On one planned weekend excursion, our group spent a night at a home-stay in Khayelitsha – a township in the Cape Flats. As the pre-apartheid Group Areas Act restricted most black and colored citizens from living inside the city of Cape Town, Khayelitsha was established in 1985 to house an expanding population. After apartheid ended in 1994, the townships began offering township tours – mainly to white, affluent European tourists in a program format that felt a bit like “poverty in a fishbowl” for citizens of the first world. We were a little apprehensive about staying overnight in a township that so closely resembled the scenes of poverty and crime we had seen on the PBS documentaries. After spending the morning living out the postcard scenes from Cape Town on a hike up Table Mountain, our group filed off the commuter van, decked out in North Face fleeces with L.L. Bean duffel bags. Fortunately, our apprehensions were quickly alleviated with a serenade of “molos” and “welcomes” from our host families.

My host was a single mother with an 18-month-old son and a 7-year-old nephew that she took care of in her two-bedroom flat. She spoke about what it was like working as a teacher in the township, how her neighbors were as good as family, and how one of the American students she hosted liked to spend late nights drinking at the shebeens in the neighborhood. Her nephew filled in for man-of-the-house. He cooked, cleaned, and babysat for hours while his aunt was at work. As I watched in amazement as the child performed household tasks that some of my friends back at Emory struggle with, I recalled the child I babysat last summer who wasn’t allowed to be at the playground unsupervised or had to be pleaded with to adhere to a bedtime.
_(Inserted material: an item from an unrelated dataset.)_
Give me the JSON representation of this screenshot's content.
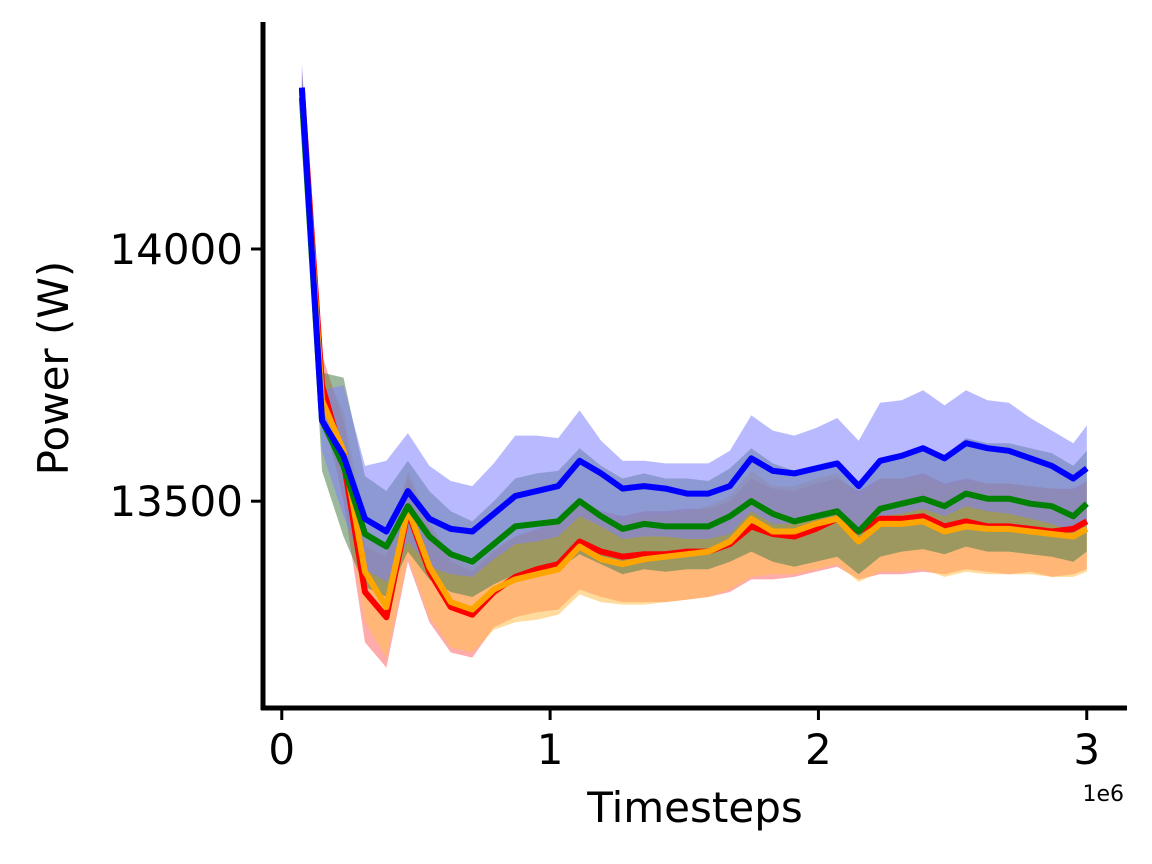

While we plodded through conversations that were sometimes hindered by language and cultural barriers, my host continued to smile as we spoke, reassuring me that I belonged.

When I got back to the United States, I started thinking about what it means to be an American and an Emory student. We’re lucky – lucky to visit places as beautiful as Cape Town, lucky to grow up in a country with such a high standard of living, and lucky to have glimpsed the reality of life in Africa. For myself, and the other students that were on the program, Africa is more than just a celebrity charity case or the Gap’s PRODUCT (RED). It’s a scarred country that’s still finding its identity, and a country that we were lucky to experience.

Emily Millen is a junior from West Virginia majoring in journalism and political science.